The first version, which Trump issued on Jan. 27, 2017, blocked anyone from seven countries with Muslim majorities from coming into the United States. The order spurred mass confusion and protest and almost immediately drew a court challenge, with a federal court in Washington state enjoining it on Feb. 3.
The administration followed up with a second version of the order on March 6, this time blocking for 90 days the entry of certain people from six Muslim-majority countries. Like the first, the order included a call for an official review of countries’ vetting practices for people seeking visas, but the second version also allowed the government to remove countries from the list if they improved their procedures.
But the second version fared no better under judicial scrutiny, with federal courts in Hawaii and Maryland enjoining the law, and the Ninth and Fourth Circuits affirming. The Supreme Court agreed to hear both cases and stayed the injunctions, but the order expired before the justices ever heard arguments.

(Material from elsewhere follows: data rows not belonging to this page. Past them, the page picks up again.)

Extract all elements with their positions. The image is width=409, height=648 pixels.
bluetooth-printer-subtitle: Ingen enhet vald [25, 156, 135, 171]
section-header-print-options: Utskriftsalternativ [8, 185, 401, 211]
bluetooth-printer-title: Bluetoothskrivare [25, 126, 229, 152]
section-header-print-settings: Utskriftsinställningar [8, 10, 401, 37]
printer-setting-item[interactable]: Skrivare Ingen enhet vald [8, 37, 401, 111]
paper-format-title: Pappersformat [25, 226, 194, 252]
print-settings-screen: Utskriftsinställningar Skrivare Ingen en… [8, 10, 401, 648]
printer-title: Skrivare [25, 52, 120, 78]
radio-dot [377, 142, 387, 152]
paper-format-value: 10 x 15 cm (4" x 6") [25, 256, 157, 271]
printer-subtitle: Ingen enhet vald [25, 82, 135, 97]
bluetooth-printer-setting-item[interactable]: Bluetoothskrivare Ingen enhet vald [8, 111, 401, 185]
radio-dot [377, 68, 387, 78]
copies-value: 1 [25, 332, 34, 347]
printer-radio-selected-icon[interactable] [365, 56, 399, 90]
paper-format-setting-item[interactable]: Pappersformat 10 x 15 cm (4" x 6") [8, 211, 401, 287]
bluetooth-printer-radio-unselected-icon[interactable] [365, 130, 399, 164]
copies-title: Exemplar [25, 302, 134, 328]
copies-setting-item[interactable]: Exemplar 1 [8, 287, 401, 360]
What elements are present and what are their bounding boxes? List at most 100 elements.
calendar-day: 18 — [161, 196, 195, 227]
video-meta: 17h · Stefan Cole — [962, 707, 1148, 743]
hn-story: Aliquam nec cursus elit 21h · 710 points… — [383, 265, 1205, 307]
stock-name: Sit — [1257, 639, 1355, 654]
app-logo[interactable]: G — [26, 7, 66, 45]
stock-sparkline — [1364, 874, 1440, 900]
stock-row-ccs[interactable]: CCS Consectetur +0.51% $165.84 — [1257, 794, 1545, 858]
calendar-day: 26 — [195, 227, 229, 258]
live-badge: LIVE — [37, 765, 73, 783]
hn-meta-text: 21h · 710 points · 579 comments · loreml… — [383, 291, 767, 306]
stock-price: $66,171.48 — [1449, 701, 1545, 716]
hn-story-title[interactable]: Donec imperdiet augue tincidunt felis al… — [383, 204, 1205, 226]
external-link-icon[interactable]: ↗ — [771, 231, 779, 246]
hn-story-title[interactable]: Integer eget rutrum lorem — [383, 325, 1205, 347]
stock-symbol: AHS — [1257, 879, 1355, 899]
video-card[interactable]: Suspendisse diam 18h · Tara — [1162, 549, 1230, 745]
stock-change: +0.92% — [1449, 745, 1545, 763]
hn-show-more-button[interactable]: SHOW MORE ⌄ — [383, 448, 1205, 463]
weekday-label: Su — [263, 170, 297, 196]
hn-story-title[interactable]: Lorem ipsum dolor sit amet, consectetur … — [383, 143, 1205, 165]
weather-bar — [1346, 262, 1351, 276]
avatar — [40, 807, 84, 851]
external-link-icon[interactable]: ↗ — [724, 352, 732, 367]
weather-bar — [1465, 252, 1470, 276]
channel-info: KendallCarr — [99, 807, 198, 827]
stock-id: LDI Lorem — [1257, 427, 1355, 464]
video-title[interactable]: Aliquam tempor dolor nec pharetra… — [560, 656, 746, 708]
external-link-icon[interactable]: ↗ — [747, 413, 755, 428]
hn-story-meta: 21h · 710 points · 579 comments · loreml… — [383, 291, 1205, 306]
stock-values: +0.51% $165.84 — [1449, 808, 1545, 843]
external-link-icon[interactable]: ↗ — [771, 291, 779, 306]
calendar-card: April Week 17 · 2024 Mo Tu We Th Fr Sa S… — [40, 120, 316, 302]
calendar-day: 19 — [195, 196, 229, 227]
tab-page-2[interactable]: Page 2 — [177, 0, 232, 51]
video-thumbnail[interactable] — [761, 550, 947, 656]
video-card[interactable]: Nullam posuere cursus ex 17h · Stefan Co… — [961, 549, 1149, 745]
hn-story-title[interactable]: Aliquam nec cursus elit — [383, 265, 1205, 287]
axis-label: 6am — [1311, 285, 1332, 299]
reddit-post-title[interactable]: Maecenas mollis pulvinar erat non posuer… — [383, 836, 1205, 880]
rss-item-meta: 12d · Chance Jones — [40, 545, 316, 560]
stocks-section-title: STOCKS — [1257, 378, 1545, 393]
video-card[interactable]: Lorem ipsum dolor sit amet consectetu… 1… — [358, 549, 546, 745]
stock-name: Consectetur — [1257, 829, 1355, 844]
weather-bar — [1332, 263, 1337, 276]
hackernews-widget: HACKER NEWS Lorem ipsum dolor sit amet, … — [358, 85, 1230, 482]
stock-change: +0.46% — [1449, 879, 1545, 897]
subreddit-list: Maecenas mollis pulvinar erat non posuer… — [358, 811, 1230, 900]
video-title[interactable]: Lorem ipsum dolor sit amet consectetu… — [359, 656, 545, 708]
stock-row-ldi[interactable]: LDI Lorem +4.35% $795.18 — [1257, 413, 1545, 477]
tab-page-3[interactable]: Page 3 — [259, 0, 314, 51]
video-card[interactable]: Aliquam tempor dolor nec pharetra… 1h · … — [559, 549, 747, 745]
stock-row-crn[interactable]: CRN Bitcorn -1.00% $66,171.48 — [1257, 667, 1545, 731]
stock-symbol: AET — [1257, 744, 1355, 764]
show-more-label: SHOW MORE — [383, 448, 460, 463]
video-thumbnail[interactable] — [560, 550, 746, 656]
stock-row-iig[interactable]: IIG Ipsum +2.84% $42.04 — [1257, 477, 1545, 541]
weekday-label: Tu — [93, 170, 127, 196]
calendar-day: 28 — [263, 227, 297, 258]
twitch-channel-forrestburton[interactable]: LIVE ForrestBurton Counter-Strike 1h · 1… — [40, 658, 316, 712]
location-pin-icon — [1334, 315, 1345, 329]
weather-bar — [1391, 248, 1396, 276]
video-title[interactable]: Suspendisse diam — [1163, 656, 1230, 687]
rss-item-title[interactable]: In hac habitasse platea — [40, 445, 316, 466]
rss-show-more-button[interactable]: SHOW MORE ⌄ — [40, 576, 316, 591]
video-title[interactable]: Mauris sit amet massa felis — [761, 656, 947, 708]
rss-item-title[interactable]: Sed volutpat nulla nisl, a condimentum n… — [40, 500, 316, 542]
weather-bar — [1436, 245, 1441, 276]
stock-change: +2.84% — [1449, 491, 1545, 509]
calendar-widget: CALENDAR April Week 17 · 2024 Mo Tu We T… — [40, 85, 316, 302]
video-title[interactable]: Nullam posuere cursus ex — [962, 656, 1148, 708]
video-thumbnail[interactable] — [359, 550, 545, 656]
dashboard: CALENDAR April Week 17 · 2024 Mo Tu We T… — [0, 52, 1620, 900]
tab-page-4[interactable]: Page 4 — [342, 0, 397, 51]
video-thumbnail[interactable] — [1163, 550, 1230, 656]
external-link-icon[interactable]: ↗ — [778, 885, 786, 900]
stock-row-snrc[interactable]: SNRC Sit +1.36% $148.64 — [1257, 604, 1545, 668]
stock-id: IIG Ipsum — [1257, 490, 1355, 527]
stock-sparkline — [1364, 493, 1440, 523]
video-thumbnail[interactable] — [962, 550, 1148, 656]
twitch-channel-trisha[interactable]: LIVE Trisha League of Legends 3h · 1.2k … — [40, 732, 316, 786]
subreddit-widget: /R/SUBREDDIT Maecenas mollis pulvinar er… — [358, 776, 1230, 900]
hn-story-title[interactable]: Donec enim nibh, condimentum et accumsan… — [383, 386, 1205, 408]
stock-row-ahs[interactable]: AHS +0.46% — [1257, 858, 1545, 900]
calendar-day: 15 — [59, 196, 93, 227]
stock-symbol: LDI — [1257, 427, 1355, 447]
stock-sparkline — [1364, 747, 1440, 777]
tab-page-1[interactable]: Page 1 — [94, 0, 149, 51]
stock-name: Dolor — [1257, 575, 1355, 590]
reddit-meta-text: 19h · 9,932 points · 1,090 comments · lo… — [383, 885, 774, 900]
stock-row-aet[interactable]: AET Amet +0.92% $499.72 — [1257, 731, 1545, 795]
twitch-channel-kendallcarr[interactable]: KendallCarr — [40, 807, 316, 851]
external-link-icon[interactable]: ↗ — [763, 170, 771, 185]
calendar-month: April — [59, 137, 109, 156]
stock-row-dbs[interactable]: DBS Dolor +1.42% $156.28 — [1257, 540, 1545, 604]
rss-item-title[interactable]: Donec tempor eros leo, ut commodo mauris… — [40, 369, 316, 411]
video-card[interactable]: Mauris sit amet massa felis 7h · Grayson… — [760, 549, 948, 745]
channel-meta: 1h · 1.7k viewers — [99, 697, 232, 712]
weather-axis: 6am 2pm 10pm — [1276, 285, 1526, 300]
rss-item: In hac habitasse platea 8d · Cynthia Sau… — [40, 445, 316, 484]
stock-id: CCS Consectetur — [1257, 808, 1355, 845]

The current round of litigation erupted on Sept. 24, 2017, when Trump took a third swing at the order. This time, he barred all entry from only Iran, North Korea and Syria, with the exception of Iranians looking to enter the country on student visas.
Meanwhile, the order suspended immigrant visas from Chad, Libya and Yemen, while doing the same for Somalia, with additional requirements for people seeking nonimmigrant visas. The administration has since removed Chad from the list, citing its improvement of its vetting programs.
Finally, the order bars Venezuelan government officials and their family members from entering the United States. All told, the order now applies to five countries with Muslim majorities.
Hawaii joined a group of three people and the Muslim Association of Hawaii in challenging the new order in Hawaii federal court, claiming it violated the INA and the establishment clause of the First Amendment.
The court again enjoined the order and the Ninth Circuit affirmed, but both declined to touch the constitutional issues, instead resting their decisions in the INA. A Maryland federal court and the Fourth Circuit separately enjoined the order on constitutional grounds. Only the Hawaii case is at issue before the Supreme Court this morning.